Last fall my parents got a kitten, so they figured it was best to not put up a Christmas tree. I made one from scratch last year that was kitten-proof. This fall my parents again got a kitten, Jazpurr (yes, we went with the alternative spelling because he’s just a jazzy purr pants!). He just so happens to be the world’s cutest kitten.
So again we had to figure out how to tackle the Christmas tree situation. We figured we would go for a real tree because it may be less toxic if they ate it than an artificial tree. We also thought it would be too dense and prickly that the cats would leave it alone.
Oh how wrong we were.
Within 30 minutes of putting the tree up Jazpurr was in the tree chewing on branches.
When he came out he smelled like Christmas and was covered in sap.
So this led me to think, how do you keep cats safe around Christmas?
Artificial tree vs. Real tree
If your cat is determined to eat the tree, neither one is totally safe.
Real trees are mildly toxic and could potentially puncture the intestines if a lot of needles are ingested (most cats don’t actually ingest a large quantity of tree needles). Another concern is the water the tree stands in-it can grow bacteria that can cause diarrhea. Tree water sometimes has additives in it to keep the tree fresh, which could be toxic to cats. If you opt for the real tree be sure to keep the tree water covered.
With artificial trees you don’t have to worry about water or intestinal puncturing, but that doesn’t mean they are a better option. The tree material can contain toxins and are not digestible.
As a general rule if your cat is eating anything that isn’t something a cat should be eating, there is potential for complications. A lot of cats can keep their mouths off of the actual tree, but other things at Christmas can be more of a concern than the Christmas tree itself.

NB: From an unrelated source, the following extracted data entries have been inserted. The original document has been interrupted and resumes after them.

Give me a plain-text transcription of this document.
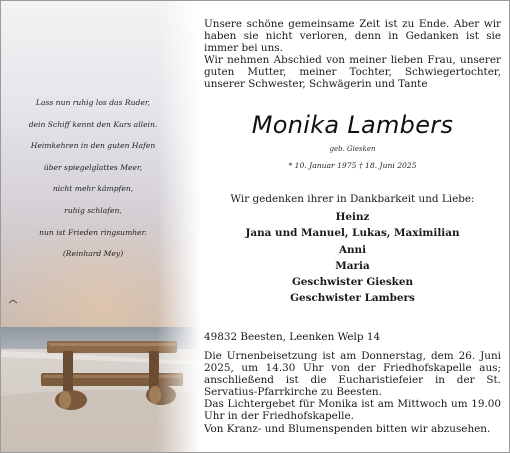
Lass nun ruhig los das Ruder,
dein Schiff kennt den Kurs allein.
Heimkehren in den guten Hafen
über spiegelglattes Meer,
nicht mehr kämpfen,
ruhig schlafen,
nun ist Frieden ringsumher.
(Reinhard Mey)

Unsere schöne gemeinsame Zeit ist zu Ende. Aber wir haben sie nicht verloren, denn in Gedanken ist sie immer bei uns.

Wir nehmen Abschied von meiner lieben Frau, unserer guten Mutter, meiner Tochter, Schwiegertochter, unserer Schwester, Schwägerin und Tante

Monika Lambers
geb. Giesken
* 10. Januar 1975 † 18. Juni 2025
Wir gedenken ihrer in Dankbarkeit und Liebe:
Heinz
Jana und Manuel, Lukas, Maximilian
Anni
Maria
Geschwister Giesken
Geschwister Lambers
49832 Beesten, Leenken Welp 14

Die Urnenbeisetzung ist am Donnerstag, dem 26. Juni 2025, um 14.30 Uhr von der Friedhofskapelle aus; anschließend ist die Eucharistiefeier in der St. Servatius-Pfarrkirche zu Beesten.

Das Lichtergebet für Monika ist am Mittwoch um 19.00 Uhr in der Friedhofskapelle.

Von Kranz- und Blumenspenden bitten wir abzusehen.
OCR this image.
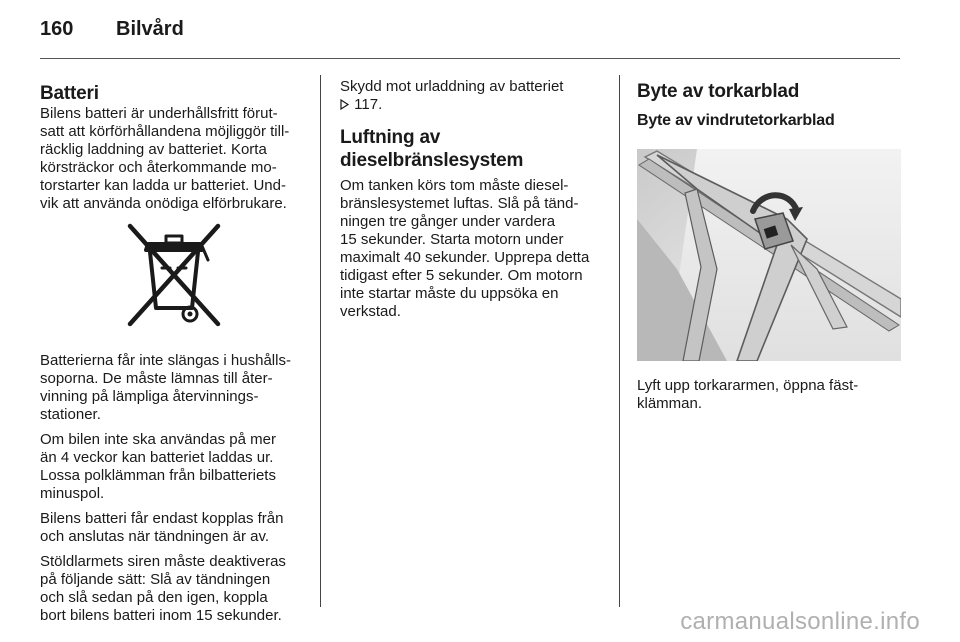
160 Bilvård
Batteri

Bilens batteri är underhållsfritt förut-
satt att körförhållandena möjliggör till-
räcklig laddning av batteriet. Korta
körsträckor och återkommande mo-
torstarter kan ladda ur batteriet. Und-
vik att använda onödiga elförbrukare.

Batterierna får inte slängas i hushålls-
soporna. De måste lämnas till åter-
vinning på lämpliga återvinnings-
stationer.

Om bilen inte ska användas på mer
än 4 veckor kan batteriet laddas ur.
Lossa polklämman från bilbatteriets
minuspol.

Bilens batteri får endast kopplas från
och anslutas när tändningen är av.

Stöldlarmets siren måste deaktiveras
på följande sätt: Slå av tändningen
och slå sedan på den igen, koppla
bort bilens batteri inom 15 sekunder.

Skydd mot urladdning av batteriet
117.

Luftning av
dieselbränslesystem

Om tanken körs tom måste diesel-
bränslesystemet luftas. Slå på tänd-
ningen tre gånger under vardera
15 sekunder. Starta motorn under
maximalt 40 sekunder. Upprepa detta
tidigast efter 5 sekunder. Om motorn
inte startar måste du uppsöka en
verkstad.

Byte av torkarblad
Byte av vindrutetorkarblad

Lyft upp torkararmen, öppna fäst-
klämman.

carmanualsonline.info
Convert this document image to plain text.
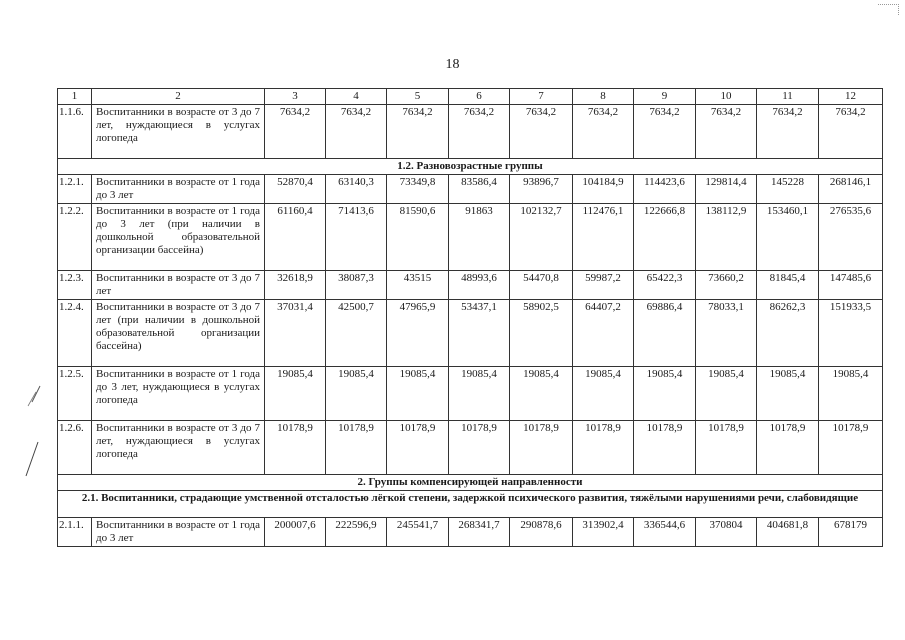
18
1	2	3	4	5	6	7	8	9	10	11	12
1.1.6.	Воспитанники в возрасте от 3 до 7 лет, нуждающиеся в услугах логопеда	7634,2	7634,2	7634,2	7634,2	7634,2	7634,2	7634,2	7634,2	7634,2	7634,2
1.2. Разновозрастные группы											
1.2.1.	Воспитанники в возрасте от 1 года до 3 лет	52870,4	63140,3	73349,8	83586,4	93896,7	104184,9	114423,6	129814,4	145228	268146,1
1.2.2.	Воспитанники в возрасте от 1 года до 3 лет (при наличии в дошкольной образовательной организации бассейна)	61160,4	71413,6	81590,6	91863	102132,7	112476,1	122666,8	138112,9	153460,1	276535,6
1.2.3.	Воспитанники в возрасте от 3 до 7 лет	32618,9	38087,3	43515	48993,6	54470,8	59987,2	65422,3	73660,2	81845,4	147485,6
1.2.4.	Воспитанники в возрасте от 3 до 7 лет (при наличии в дошкольной образовательной организации бассейна)	37031,4	42500,7	47965,9	53437,1	58902,5	64407,2	69886,4	78033,1	86262,3	151933,5
1.2.5.	Воспитанники в возрасте от 1 года до 3 лет, нуждающиеся в услугах логопеда	19085,4	19085,4	19085,4	19085,4	19085,4	19085,4	19085,4	19085,4	19085,4	19085,4
1.2.6.	Воспитанники в возрасте от 3 до 7 лет, нуждающиеся в услугах логопеда	10178,9	10178,9	10178,9	10178,9	10178,9	10178,9	10178,9	10178,9	10178,9	10178,9
2. Группы компенсирующей направленности											
2.1. Воспитанники, страдающие умственной отсталостью лёгкой степени, задержкой психического развития, тяжёлыми нарушениями речи, слабовидящие											
2.1.1.	Воспитанники в возрасте от 1 года до 3 лет	200007,6	222596,9	245541,7	268341,7	290878,6	313902,4	336544,6	370804	404681,8	678179
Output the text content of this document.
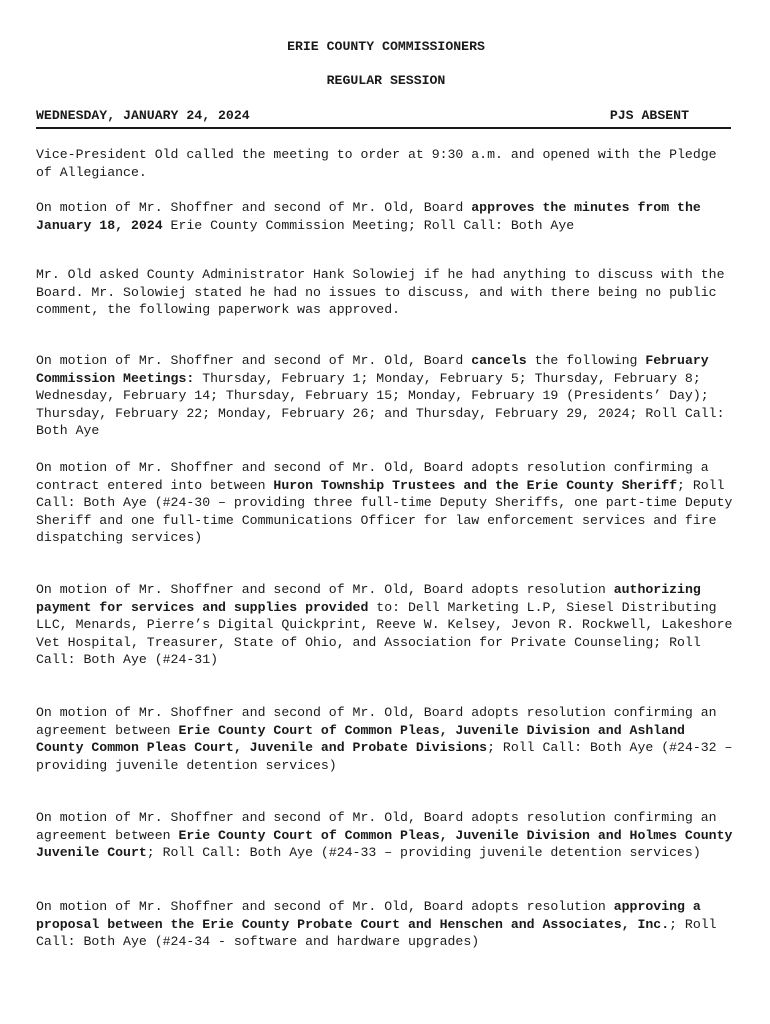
ERIE COUNTY COMMISSIONERS
REGULAR SESSION
WEDNESDAY, JANUARY 24, 2024	PJS ABSENT

Vice-President Old called the meeting to order at 9:30 a.m. and opened with the Pledge of Allegiance.

On motion of Mr. Shoffner and second of Mr. Old, Board approves the minutes from the January 18, 2024 Erie County Commission Meeting; Roll Call: Both Aye

Mr. Old asked County Administrator Hank Solowiej if he had anything to discuss with the Board. Mr. Solowiej stated he had no issues to discuss, and with there being no public comment, the following paperwork was approved.

On motion of Mr. Shoffner and second of Mr. Old, Board cancels the following February Commission Meetings: Thursday, February 1; Monday, February 5; Thursday, February 8; Wednesday, February 14; Thursday, February 15; Monday, February 19 (Presidents’ Day); Thursday, February 22; Monday, February 26; and Thursday, February 29, 2024; Roll Call: Both Aye

On motion of Mr. Shoffner and second of Mr. Old, Board adopts resolution confirming a contract entered into between Huron Township Trustees and the Erie County Sheriff; Roll Call: Both Aye (#24-30 – providing three full-time Deputy Sheriffs, one part-time Deputy Sheriff and one full-time Communications Officer for law enforcement services and fire dispatching services)

On motion of Mr. Shoffner and second of Mr. Old, Board adopts resolution authorizing payment for services and supplies provided to: Dell Marketing L.P, Siesel Distributing LLC, Menards, Pierre’s Digital Quickprint, Reeve W. Kelsey, Jevon R. Rockwell, Lakeshore Vet Hospital, Treasurer, State of Ohio, and Association for Private Counseling; Roll Call: Both Aye (#24-31)

On motion of Mr. Shoffner and second of Mr. Old, Board adopts resolution confirming an agreement between Erie County Court of Common Pleas, Juvenile Division and Ashland County Common Pleas Court, Juvenile and Probate Divisions; Roll Call: Both Aye (#24-32 – providing juvenile detention services)

On motion of Mr. Shoffner and second of Mr. Old, Board adopts resolution confirming an agreement between Erie County Court of Common Pleas, Juvenile Division and Holmes County Juvenile Court; Roll Call: Both Aye (#24-33 – providing juvenile detention services)

On motion of Mr. Shoffner and second of Mr. Old, Board adopts resolution approving a proposal between the Erie County Probate Court and Henschen and Associates, Inc.; Roll Call: Both Aye (#24-34 - software and hardware upgrades)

Working at a vet’s office I have never heard of cats having intestinal punctures from eating real trees, but that doesn’t mean that it never happens. Most cats don’t ingest enough tree material for it to cause any major problems.
Basically if your cat can’t be trusted make sure they are supervised while around the tree.
Common Christmas cat hazards
Tinsel: Just say no. Cats can’t seem to resist and nobody want a trip to the emergency vet over the holiday because your kitty ate a bunch of tinsel. It can get caught in their intestines and cause a blockage, which is an emergency.
Mistletoe and Holly: Both are toxic to cats so avoiding them around the holiday season is a good idea.
Lights: Chewing on the lights on the tree can cause kitty to get an electrical burn. If your cat has a history of chewing on cords I would suggest that your kitty only gets supervised time around the Christmas tree.